SMOTE for balancing data

406 views Asked by At

I am trying to train a GradientBoosting classifier. Since my data are unbalanced, I am considering SMOTE to balance it. I tried as follow:

from sklearn.ensemble import GradientBoostingRegressor
import numpy as np
import pandas as pd
from sklearn.model_selection import train_test_split
from sklearn.metrics import mean_squared_error
from sklearn.datasets import load_boston
from sklearn.metrics import mean_absolute_error

# Import train_test_split function
from sklearn.model_selection import train_test_split

# Split dataset into training set and test set

from imblearn.over_sampling import SMOTE

y=df['Label']
X_train, X_test, y_train, y_test = train_test_split(X, y, test_size = 0.30, stratify=y)
sm = SMOTE(random_state = 42)
X_train_oversampled, y_train_oversampled = sm.fit_sample(X_train, y_train)
X_train = pd.DataFrame(X_train_oversampled, columns=X_train.columns)

but I have got this error:

---> 20 X_train = pd.DataFrame(X_train_oversampled, columns=X_train.columns)

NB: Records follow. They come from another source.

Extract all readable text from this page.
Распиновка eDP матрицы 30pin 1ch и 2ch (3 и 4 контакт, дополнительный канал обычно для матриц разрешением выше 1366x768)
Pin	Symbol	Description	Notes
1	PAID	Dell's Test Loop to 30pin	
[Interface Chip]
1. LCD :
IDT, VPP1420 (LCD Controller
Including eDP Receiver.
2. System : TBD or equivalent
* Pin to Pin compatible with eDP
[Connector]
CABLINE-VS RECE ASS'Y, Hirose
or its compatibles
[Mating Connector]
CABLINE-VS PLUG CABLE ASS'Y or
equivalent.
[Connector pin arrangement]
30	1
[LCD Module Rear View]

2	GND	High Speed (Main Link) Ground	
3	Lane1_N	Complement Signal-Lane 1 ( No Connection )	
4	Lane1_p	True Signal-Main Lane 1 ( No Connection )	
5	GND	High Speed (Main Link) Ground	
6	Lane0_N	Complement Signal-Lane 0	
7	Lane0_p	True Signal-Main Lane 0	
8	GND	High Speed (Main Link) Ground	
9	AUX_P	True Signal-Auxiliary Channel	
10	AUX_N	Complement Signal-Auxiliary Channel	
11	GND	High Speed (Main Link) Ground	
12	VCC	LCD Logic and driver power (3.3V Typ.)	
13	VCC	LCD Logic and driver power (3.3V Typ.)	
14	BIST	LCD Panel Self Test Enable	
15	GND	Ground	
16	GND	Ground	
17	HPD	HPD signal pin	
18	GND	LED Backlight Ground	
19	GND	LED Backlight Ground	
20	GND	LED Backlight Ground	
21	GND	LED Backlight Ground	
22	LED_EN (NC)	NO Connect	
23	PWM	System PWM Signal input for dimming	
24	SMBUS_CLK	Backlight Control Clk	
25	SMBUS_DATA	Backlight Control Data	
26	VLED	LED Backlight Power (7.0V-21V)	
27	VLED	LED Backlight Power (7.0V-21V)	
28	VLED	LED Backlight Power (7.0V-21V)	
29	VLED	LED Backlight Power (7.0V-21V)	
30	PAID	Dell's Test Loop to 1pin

/anaconda3/lib/python3.7/site-packages/scipy/sparse/base.py in __getattr__(self, attr)
    689             return self.getnnz()
    690         else:
--> 691             raise AttributeError(attr + " not found")
    692 
    693     def transpose(self, axes=None, copy=False):

AttributeError: columns not found

I do not know what I should replace and how to use SMOTE with X_train and y_train. Could you please me how to use it inn the proper order?

1

There are 1 answers

2
Ben Reiniger On BEST ANSWER

You haven't given enough of your code or data, nor the full traceback, to be sure...but the error occurring in the final line indicates that SMOTE is working fine, and the error is because X_train is a sparse array, which do not have column names and hence no attribute columns. It looks like you had column names at some point, so you should be able to retrieve them from df.